The professor of familiar creatures will help you teach your dog to fetch a ball, a stick … or a mandrake root for a magic potion.

Key Symbols

  • Everyone at Mandrake Academy has an animal familiar — a magical companion and assistant. The Initiate has a white rabbit. The Magician has a great-tailed grackle. The High Priestess has a black cat.

  • The professor of familiar creatures is pictured feeding her own familiar, a wyvern, by hand. Wyverns are dangerous, dragon-like creatures, with wings, two legs, and a serpent’s tail. While the wyvern isn’t likely to bite the hand that feeds him, any close interaction with the creature entails an element of risk.

  • The Strength card illustrates bravery and courage. The professor might seem fearless, but that’s not necessarily the case. She’d be the first to tell you that she both fears and respects the power of every wild creature. She’s learned, however, to maintain her composure, even in the face of danger.

  • She’s also learned that some animals feed on fear, so she refuses to display any hint of vulnerability.

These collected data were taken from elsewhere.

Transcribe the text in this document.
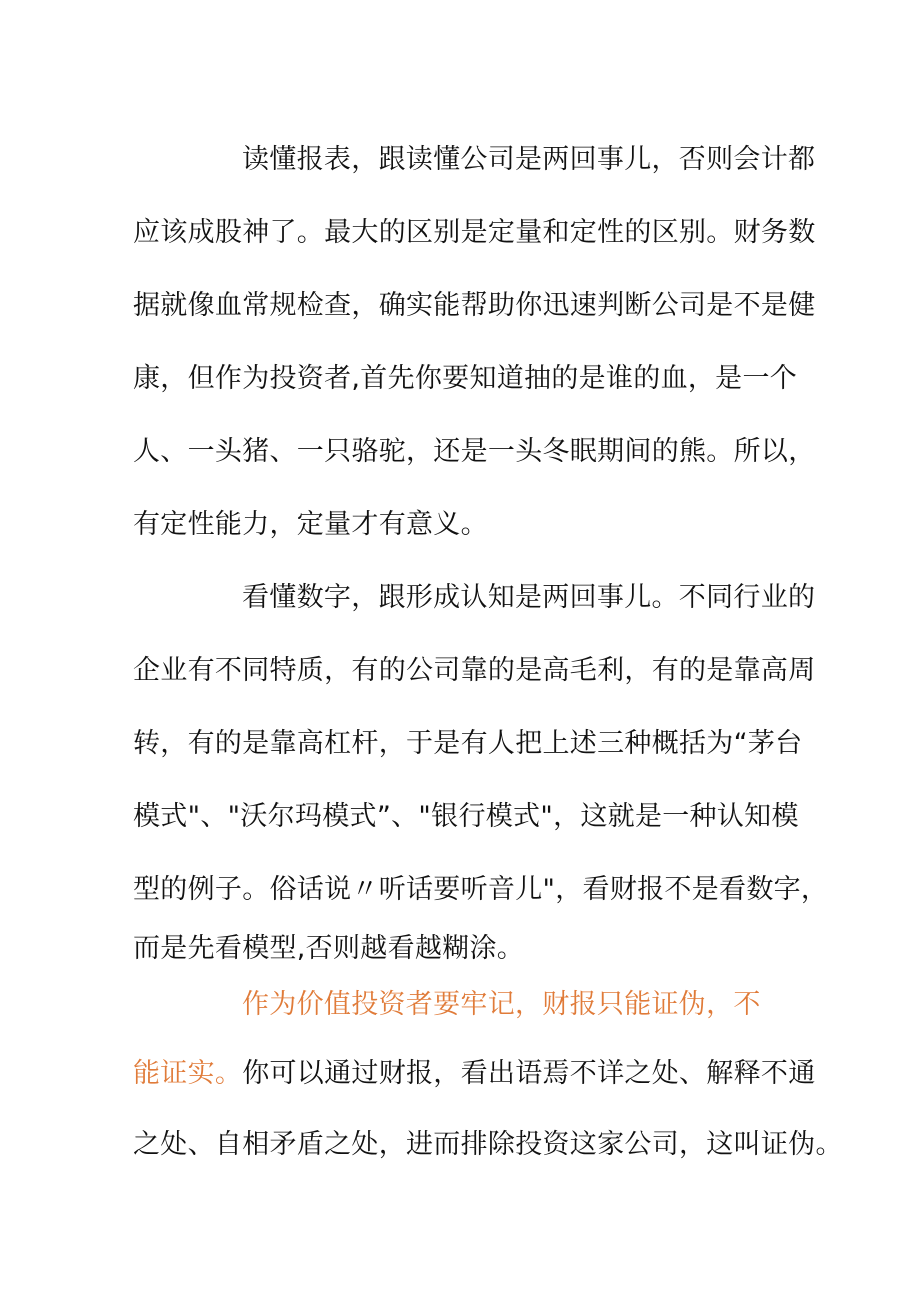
读懂报表，跟读懂公司是两回事儿，否则会计都
应该成股神了。最大的区别是定量和定性的区别。财务数
据就像血常规检查，确实能帮助你迅速判断公司是不是健
康，但作为投资者,首先你要知道抽的是谁的血，是一个
人、一头猪、一只骆驼，还是一头冬眠期间的熊。所以，
有定性能力，定量才有意义。
看懂数字，跟形成认知是两回事儿。不同行业的
企业有不同特质，有的公司靠的是高毛利，有的是靠高周
转，有的是靠高杠杆，于是有人把上述三种概括为“茅台
模式"、"沃尔玛模式”、"银行模式"，这就是一种认知模
型的例子。俗话说〃听话要听音儿"，看财报不是看数字，
而是先看模型,否则越看越糊涂。
作为价值投资者要牢记，财报只能证伪，不
能证实。你可以通过财报，看出语焉不详之处、解释不通
之处、自相矛盾之处，进而排除投资这家公司，这叫证伪。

Instead, she snatches victory from the jaws of defeat.

  • Astrologically, the Strength card is linked to Leo, the sign of the lion. The wyvern, like all fire-breathing dragons, is a mythic version of the lion.

  • The professor’s fiery red hair, like a lion’s mane, hints at her connection to Leo. So does the ruby-red heart pinned to her blouse, and the giant glyph for the sun behind her. Leo rules the heart, and Leo is ruled by the sun.

  • The glyph for Leo, in the top right corner of the card, spells out the connection. The Leo glyph is a curved line that looks like a lion’s tale or a lion’s mane.

  • The wyvern’s tail looks something like the Leo glyph. It’s also reminiscent of the figure-eight lemniscate about the professor’s head, which is a symbol of infinity.

  • The symbol at the top left corner of the card is the Hebrew letter Teth, which means serpent. The wyvern has a serpent’s scales, a serpent’s tail, and a serpent’s tooth. The imagery calls Shakespeare’s King Lear to mind. He complained, “How sharper than a serpent’s tooth it is, to have a thankless child.” Happily, familiar creatures aren’t children, which means we can release them back into the wild if they start to bite.

Practical Magic

Every major arcana card in the Wizards Tarot includes a familiar creature. Some depict more than one. Go through the major arcana cards, list the familiars you see in each one, and write down the human and animal characteristics you associate with them.

Strength’s Familiar Creatures Spread

fire water air earth

Familiar creatures represent a primal side of human nature. The animal you choose as your familiar — or the animal that chooses you — will reveal a lot about your personality.

This majors-only spread is designed to help you find the familiar creature that’s right for you.

  1. Pull the major arcana cards from your deck and shuffle them.

  2. Start dealing the cards, face up, into four separate piles: one for creatures of fire, like the wyvern in the Strength card; one for creatures of water, like fish; one for creatures of air, like birds; and one for creatures of earth, like dogs and cats.

  3. Keep dealing, until you come to a card that pictures an animal in its own element.

This isn’t a quick spread — but the process of finding a familiar creature shouldn’t be rushed. If you run out of cards before you succeed, pick them up, shuffle them again, and keep dealing.

Once you’ve found your familiar, get to know the animal. Study the image and examine its role in the card. Research the creature’s characteristics. Give your creature a name, or ask him to reveal it to you during meditation. Later, you can ask him to help you with spellwork, or to find information for you on the psychic plane.

Remember that working with a familiar creature entails a measure of self control. Before you can tame a wild animal, you’ll have to tame your own animal instincts, drives, and passions.